Davacılar ipotekten ve ipoteğin paraya çevrilmesi yoluyla başlatılan icra takibinden dolayı borçlu olmadıklarının tespiti talebinde bulunmuşlardır. Murisin ölüm tarihi itibariyle terekesi iştirak halinde olup davacılardan başka mirasçılarının da bulunduğu dosya içeriğinden anlaşılmaktadır. İştirak halinde mülkiyette iştirakçılardan biri veya birkaçının tek başına dava açması mümkün değildir. Tüm iştirakçilerin birlikte dava açmaları gerekir. Bu husus dava şartlarındandır.
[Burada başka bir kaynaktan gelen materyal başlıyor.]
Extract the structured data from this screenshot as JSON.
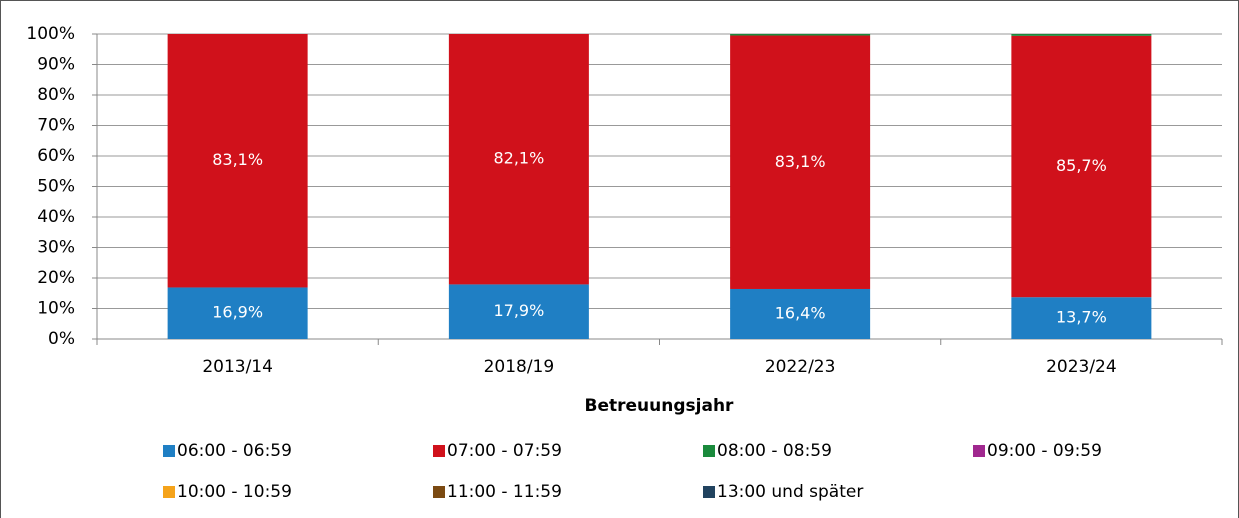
{
  "chart_data": {
    "type": "stacked_bar",
    "x_label": "Betreuungsjahr",
    "categories": [
      "2013/14",
      "2018/19",
      "2022/23",
      "2023/24"
    ],
    "series": [
      {
        "name": "06:00 - 06:59",
        "color": "#1f7fc4",
        "values": [
          16.9,
          17.9,
          16.4,
          13.7
        ],
        "value_labels": [
          "16,9%",
          "17,9%",
          "16,4%",
          "13,7%"
        ]
      },
      {
        "name": "07:00 - 07:59",
        "color": "#d0111b",
        "values": [
          83.1,
          82.1,
          83.1,
          85.7
        ],
        "value_labels": [
          "83,1%",
          "82,1%",
          "83,1%",
          "85,7%"
        ]
      },
      {
        "name": "08:00 - 08:59",
        "color": "#1a8a3c",
        "values": [
          0,
          0,
          0.5,
          0.6
        ]
      },
      {
        "name": "09:00 - 09:59",
        "color": "#a0288f",
        "values": [
          0,
          0,
          0,
          0
        ]
      },
      {
        "name": "10:00 - 10:59",
        "color": "#f5a31a",
        "values": [
          0,
          0,
          0,
          0
        ]
      },
      {
        "name": "11:00 - 11:59",
        "color": "#7b4a12",
        "values": [
          0,
          0,
          0,
          0
        ]
      },
      {
        "name": "13:00 und später",
        "color": "#21435f",
        "values": [
          0,
          0,
          0,
          0
        ]
      }
    ],
    "ylim": [
      0,
      100
    ],
    "yticks": [
      {
        "value": 0,
        "label": "0%"
      },
      {
        "value": 10,
        "label": "10%"
      },
      {
        "value": 20,
        "label": "20%"
      },
      {
        "value": 30,
        "label": "30%"
      },
      {
        "value": 40,
        "label": "40%"
      },
      {
        "value": 50,
        "label": "50%"
      },
      {
        "value": 60,
        "label": "60%"
      },
      {
        "value": 70,
        "label": "70%"
      },
      {
        "value": 80,
        "label": "80%"
      },
      {
        "value": 90,
        "label": "90%"
      },
      {
        "value": 100,
        "label": "100%"
      }
    ],
    "grid": true,
    "legend": "bottom"
  }
}
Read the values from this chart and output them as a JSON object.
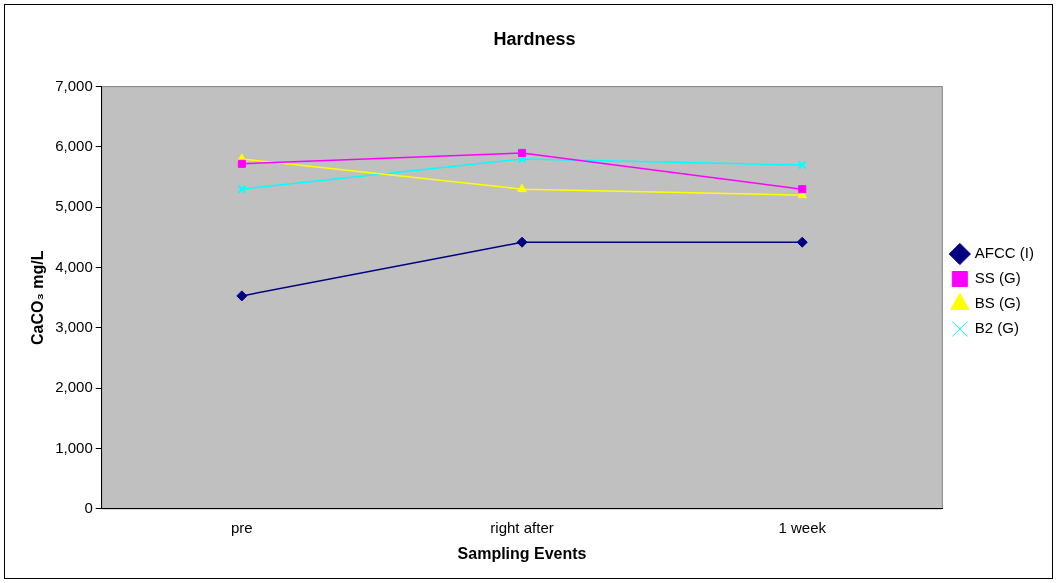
{
  "chart_data": {
    "type": "line",
    "title": "Hardness",
    "xlabel": "Sampling Events",
    "ylabel": "CaCO₃ mg/L",
    "categories": [
      "pre",
      "right after",
      "1 week"
    ],
    "series": [
      {
        "name": "AFCC (I)",
        "color": "#000080",
        "marker": "diamond",
        "values": [
          3530,
          4420,
          4420
        ]
      },
      {
        "name": "SS (G)",
        "color": "#ff00ff",
        "marker": "square",
        "values": [
          5720,
          5900,
          5300
        ]
      },
      {
        "name": "BS (G)",
        "color": "#ffff00",
        "marker": "triangle",
        "values": [
          5800,
          5300,
          5200
        ]
      },
      {
        "name": "B2 (G)",
        "color": "#00ffff",
        "marker": "cross",
        "values": [
          5300,
          5800,
          5700
        ]
      }
    ],
    "ylim": [
      0,
      7000
    ],
    "yticks": [
      0,
      {
        "value": 1000,
        "label": "1,000"
      },
      {
        "value": 2000,
        "label": "2,000"
      },
      {
        "value": 3000,
        "label": "3,000"
      },
      {
        "value": 4000,
        "label": "4,000"
      },
      {
        "value": 5000,
        "label": "5,000"
      },
      {
        "value": 6000,
        "label": "6,000"
      },
      {
        "value": 7000,
        "label": "7,000"
      }
    ],
    "grid": false,
    "legend": "right"
  }
}
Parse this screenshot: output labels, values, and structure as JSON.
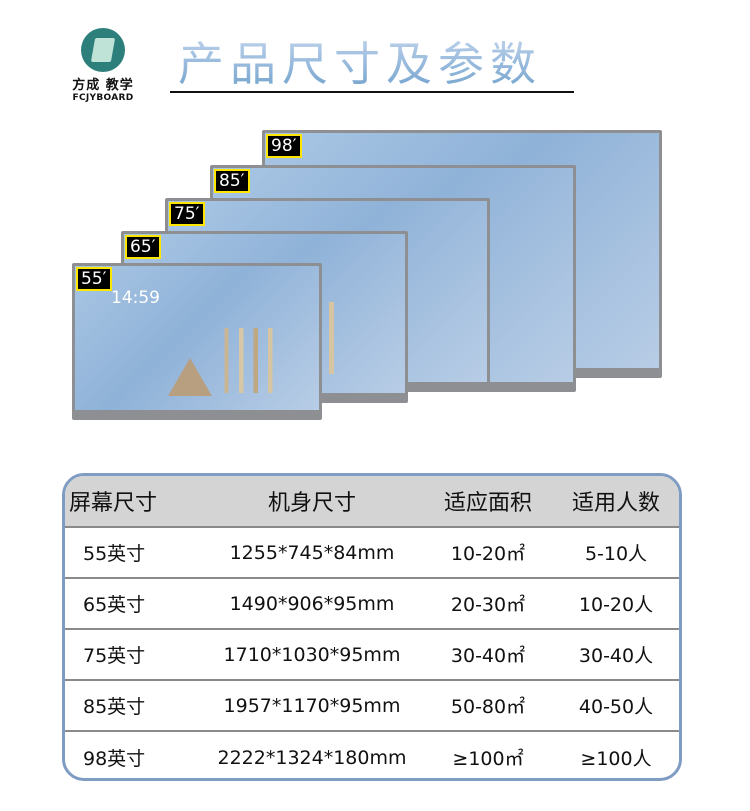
{
  "logo": {
    "name_cn": "方成 教学",
    "name_en": "FCJYBOARD"
  },
  "title": "产品尺寸及参数",
  "screens": [
    {
      "label": "98′"
    },
    {
      "label": "85′"
    },
    {
      "label": "75′"
    },
    {
      "label": "65′"
    },
    {
      "label": "55′",
      "clock": "14:59"
    }
  ],
  "table": {
    "headers": [
      "屏幕尺寸",
      "机身尺寸",
      "适应面积",
      "适用人数"
    ],
    "rows": [
      [
        "55英寸",
        "1255*745*84mm",
        "10-20㎡",
        "5-10人"
      ],
      [
        "65英寸",
        "1490*906*95mm",
        "20-30㎡",
        "10-20人"
      ],
      [
        "75英寸",
        "1710*1030*95mm",
        "30-40㎡",
        "30-40人"
      ],
      [
        "85英寸",
        "1957*1170*95mm",
        "50-80㎡",
        "40-50人"
      ],
      [
        "98英寸",
        "2222*1324*180mm",
        "≥100㎡",
        "≥100人"
      ]
    ]
  },
  "colors": {
    "table_border": "#7f9cc2",
    "header_bg": "#d4d4d4",
    "label_border": "#ffe600"
  }
}
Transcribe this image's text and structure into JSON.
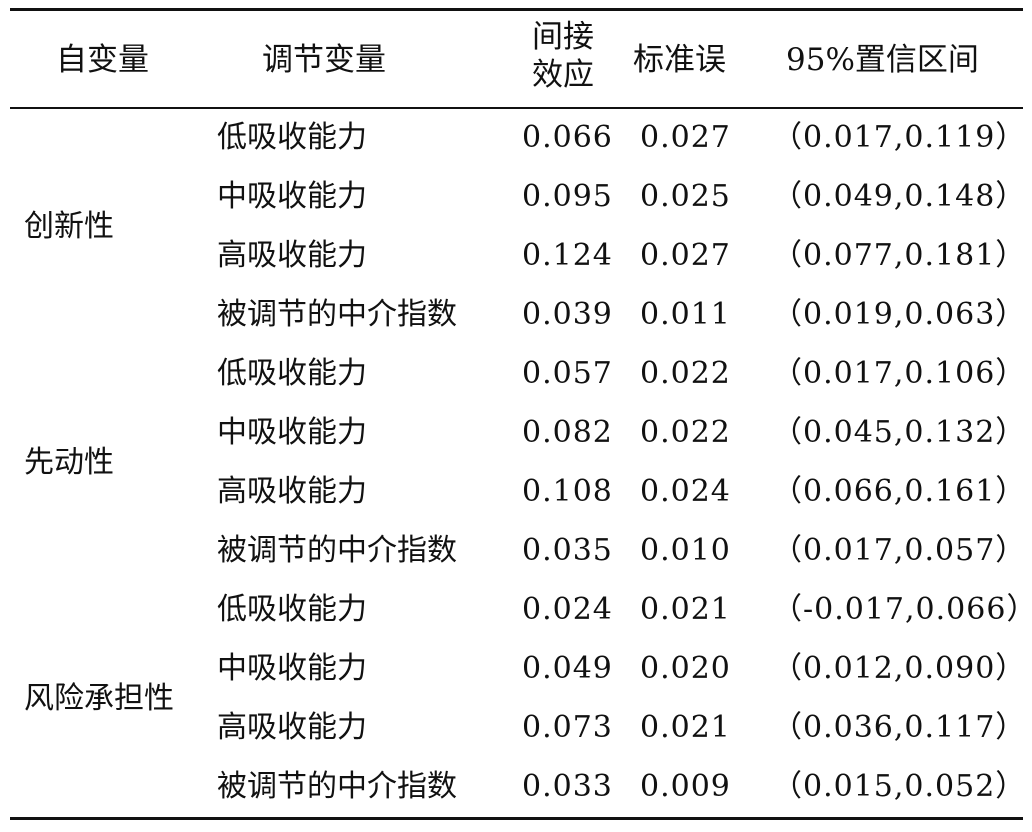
{
  "table": {
    "headers": {
      "independent_var": "自变量",
      "moderator": "调节变量",
      "indirect_effect_line1": "间接",
      "indirect_effect_line2": "效应",
      "std_error": "标准误",
      "ci95": "95%置信区间"
    },
    "groups": [
      {
        "iv": "创新性",
        "rows": [
          {
            "moderator": "低吸收能力",
            "effect": "0.066",
            "se": "0.027",
            "ci": "（0.017,0.119）"
          },
          {
            "moderator": "中吸收能力",
            "effect": "0.095",
            "se": "0.025",
            "ci": "（0.049,0.148）"
          },
          {
            "moderator": "高吸收能力",
            "effect": "0.124",
            "se": "0.027",
            "ci": "（0.077,0.181）"
          },
          {
            "moderator": "被调节的中介指数",
            "effect": "0.039",
            "se": "0.011",
            "ci": "（0.019,0.063）"
          }
        ]
      },
      {
        "iv": "先动性",
        "rows": [
          {
            "moderator": "低吸收能力",
            "effect": "0.057",
            "se": "0.022",
            "ci": "（0.017,0.106）"
          },
          {
            "moderator": "中吸收能力",
            "effect": "0.082",
            "se": "0.022",
            "ci": "（0.045,0.132）"
          },
          {
            "moderator": "高吸收能力",
            "effect": "0.108",
            "se": "0.024",
            "ci": "（0.066,0.161）"
          },
          {
            "moderator": "被调节的中介指数",
            "effect": "0.035",
            "se": "0.010",
            "ci": "（0.017,0.057）"
          }
        ]
      },
      {
        "iv": "风险承担性",
        "rows": [
          {
            "moderator": "低吸收能力",
            "effect": "0.024",
            "se": "0.021",
            "ci": "（-0.017,0.066）"
          },
          {
            "moderator": "中吸收能力",
            "effect": "0.049",
            "se": "0.020",
            "ci": "（0.012,0.090）"
          },
          {
            "moderator": "高吸收能力",
            "effect": "0.073",
            "se": "0.021",
            "ci": "（0.036,0.117）"
          },
          {
            "moderator": "被调节的中介指数",
            "effect": "0.033",
            "se": "0.009",
            "ci": "（0.015,0.052）"
          }
        ]
      }
    ]
  }
}
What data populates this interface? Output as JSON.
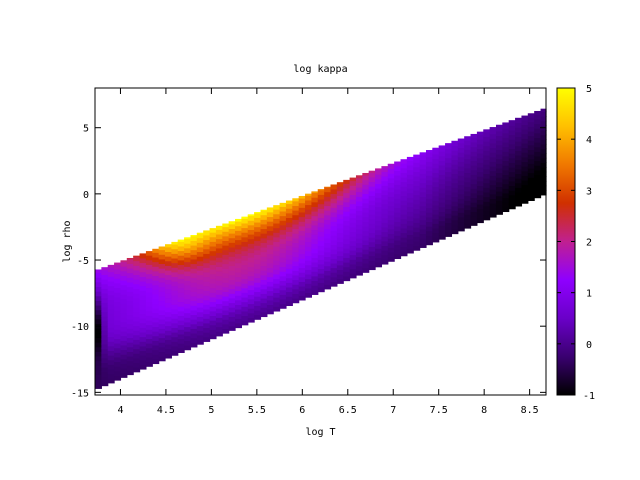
{
  "chart_data": {
    "type": "heatmap",
    "title": "log kappa",
    "xlabel": "log T",
    "ylabel": "log rho",
    "xlim": [
      3.72,
      8.68
    ],
    "ylim": [
      -15.2,
      8
    ],
    "xticks": [
      4,
      4.5,
      5,
      5.5,
      6,
      6.5,
      7,
      7.5,
      8,
      8.5
    ],
    "xtick_labels": [
      "4",
      "4.5",
      "5",
      "5.5",
      "6",
      "6.5",
      "7",
      "7.5",
      "8",
      "8.5"
    ],
    "yticks": [
      5,
      0,
      -5,
      -10,
      -15
    ],
    "ytick_labels": [
      "5",
      "0",
      "-5",
      "-10",
      "-15"
    ],
    "colorbar": {
      "range": [
        -1,
        5
      ],
      "ticks": [
        5,
        4,
        3,
        2,
        1,
        0,
        -1
      ],
      "tick_labels": [
        "5",
        "4",
        "3",
        "2",
        "1",
        "0",
        "-1"
      ],
      "palette": [
        "#000000",
        "#3a0070",
        "#6a00c8",
        "#8f00ff",
        "#c02090",
        "#d03000",
        "#f07800",
        "#ffc000",
        "#ffff00"
      ]
    },
    "grid": false,
    "domain_bounds": {
      "lower_edge": [
        [
          3.72,
          -14.8
        ],
        [
          8.68,
          0.0
        ]
      ],
      "upper_edge": [
        [
          3.72,
          -5.8
        ],
        [
          8.68,
          6.5
        ]
      ]
    },
    "features": {
      "peak": {
        "logT": 4.6,
        "logrho": -3.6,
        "logkappa": 5.0
      },
      "low_T_edge_min": {
        "logT": 3.75,
        "logrho": -10.5,
        "logkappa": -1.0
      },
      "high_T_value": -0.4
    }
  }
}
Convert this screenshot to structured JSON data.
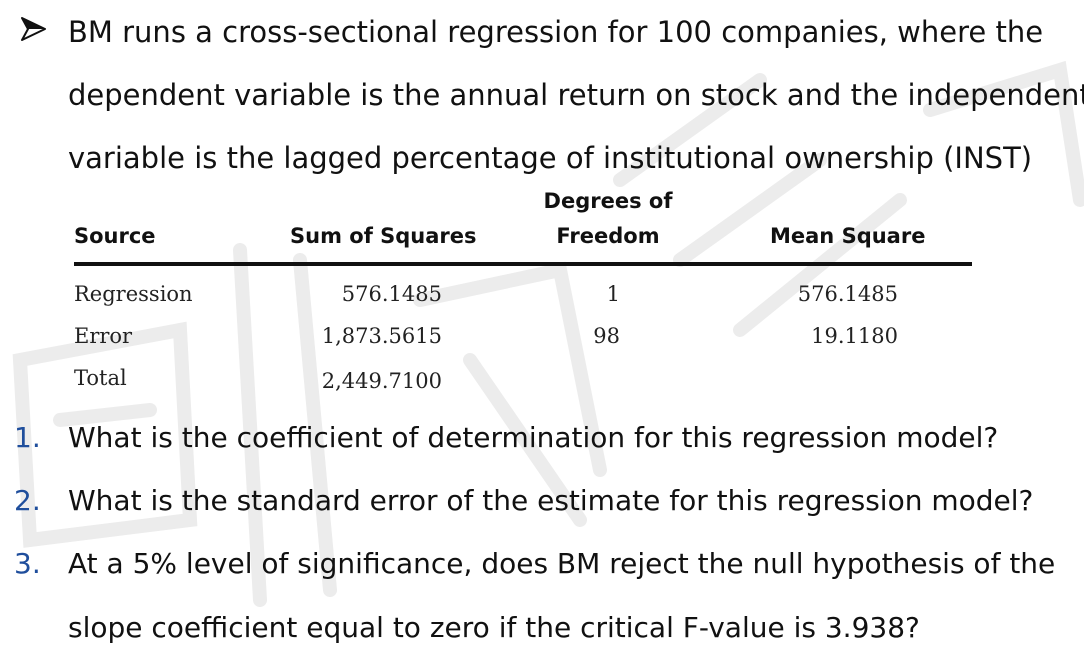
{
  "intro": {
    "line1": "BM runs a cross-sectional regression for 100 companies, where the",
    "line2": "dependent variable is the annual return on stock and the independent",
    "line3": "variable is the lagged percentage of institutional ownership (INST)"
  },
  "table": {
    "headers": {
      "source": "Source",
      "sum_of_squares": "Sum of Squares",
      "df_line1": "Degrees of",
      "df_line2": "Freedom",
      "mean_square": "Mean Square"
    },
    "rows": [
      {
        "source": "Regression",
        "ss": "576.1485",
        "df": "1",
        "ms": "576.1485"
      },
      {
        "source": "Error",
        "ss": "1,873.5615",
        "df": "98",
        "ms": "19.1180"
      },
      {
        "source": "Total",
        "ss": "2,449.7100",
        "df": "",
        "ms": ""
      }
    ]
  },
  "questions": [
    {
      "number": "1.",
      "text": "What is the coefficient of determination for this regression model?"
    },
    {
      "number": "2.",
      "text": "What is the standard error of the estimate for this regression model?"
    },
    {
      "number": "3.",
      "text": "At a 5% level of significance, does BM reject the null hypothesis of the"
    }
  ],
  "question3_continuation": "slope coefficient equal to zero if the critical F-value is 3.938?",
  "colors": {
    "text": "#111111",
    "number_blue": "#1f4e9c",
    "watermark": "#e9e9e9"
  }
}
Bu durumda mahkemece Z. K.’ın dava dışı diğer mirasçılarının da davaya muvafakatlerinin sağlanması ya da terekeye temsilci tayin ettirilerek dava şartı tamamlattırıldıktan sonra menfi tespit talebi hakkında olumlu ya da olumsuz bir karar verilmesi gerekirken bu yönler gözetilmeden eksik incelemeyle yazılı şekilde hüküm kurulması doğru görülmemiştir.
SONUÇ: Yukarıda açıklanan nedenlerle davacıların temyiz itirazlarının kabulüyle hükmün BOZULMASINA, bozma nedenine göre öteki temyiz itirazlarının şimdilik incelenmesine yer olmadığına, peşin harcın istek halinde iadesine, 07.05.2014 gününde oybirliğiyle karar verildi.